On Friday morning, Trust was at number 15 on the chart, which showcases the 100 most popular reggae song downloads on iTunes daily. However, by the following day, the song had soared to the pinnacle, and has remained there since. Rounding out the top five on the iTunes chart are Koffee’s Toast; Shaggy’s Angel (feat. Rayvon); Koffee’s W (feat. Gunna); and Shaggy’s It Wasn’t Me (feat. Ricardo Ducent).
Since the release of the music video, which was directed by Kieran Khan, Trust has amassed over 700,000 views on YouTube and close to 3,000 comments. Interestingly, it is not trending at number one, or even in the top 10 on YouTube locally. The audio video, however, racked up over 2.7 million views since it was released on November 14, and trended at number two in the days following its release. Mavado, who released his T op Shotta Is Back official audio five days ago, has now captured the top spot.

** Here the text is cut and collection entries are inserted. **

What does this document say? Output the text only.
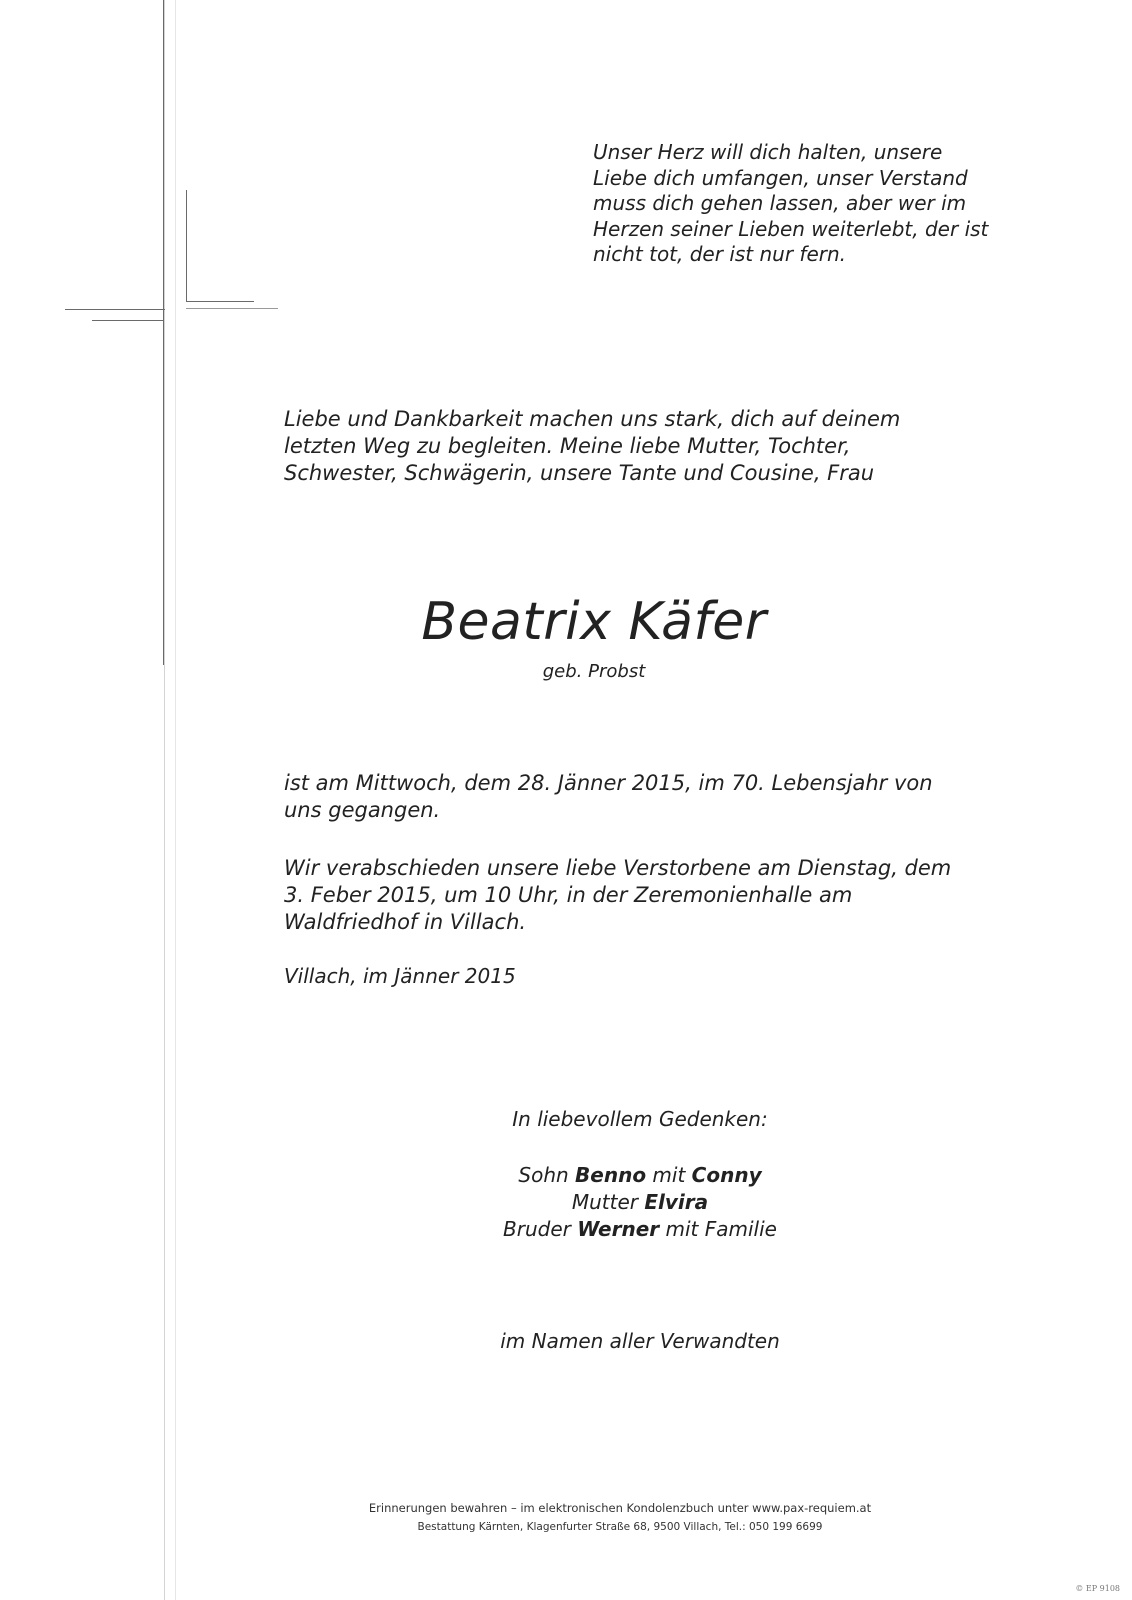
Unser Herz will dich halten, unsere
Liebe dich umfangen, unser Verstand
muss dich gehen lassen, aber wer im
Herzen seiner Lieben weiterlebt, der ist
nicht tot, der ist nur fern.
Liebe und Dankbarkeit machen uns stark, dich auf deinem
letzten Weg zu begleiten. Meine liebe Mutter, Tochter,
Schwester, Schwägerin, unsere Tante und Cousine, Frau
Beatrix Käfer
geb. Probst
ist am Mittwoch, dem 28. Jänner 2015, im 70. Lebensjahr von
uns gegangen.
Wir verabschieden unsere liebe Verstorbene am Dienstag, dem
3. Feber 2015, um 10 Uhr, in der Zeremonienhalle am
Waldfriedhof in Villach.
Villach, im Jänner 2015
In liebevollem Gedenken:
Sohn Benno mit Conny
Mutter Elvira
Bruder Werner mit Familie
im Namen aller Verwandten

Erinnerungen bewahren – im elektronischen Kondolenzbuch unter www.pax-requiem.at

Bestattung Kärnten, Klagenfurter Straße 68, 9500 Villach, Tel.: 050 199 6699

© EP 9108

Last Thursday, the Gargamel posted a clip of the actual music video, along with the words “new style, new flow”.
Fans immediately set the page ablaze by dropping countless fire emojis. Like the song, the video is being hailed as “real dancehall”.
Trust, ironically, is really about distrust, specifically as it relates to cell phones, social media, technology, and human nature.
It was two weeks ago that Buju announced a partnership with Jay-Z’s Roc Nation and released the ‘movie’ for his single, Steppa. In his first and only post-prison interview in the one year since his release, with Rolling Stone, the magazine has this to say: “In his new video for Steppa, a roaring reggae cut, the singer defuses a shoot-out, peacefully disarming gang members by collecting their guns before they are put to violent use.
“A certain culture has taken on a life of its own and become a monster,” Banton tells Rolling Stone. “Things are not the way they used to be – crime and violence, the gap between the rich and the poor,” he continues. “Wasn’t that always my role, to bring some civility and some consciousness to human existence, to the music? I’ve not changed.”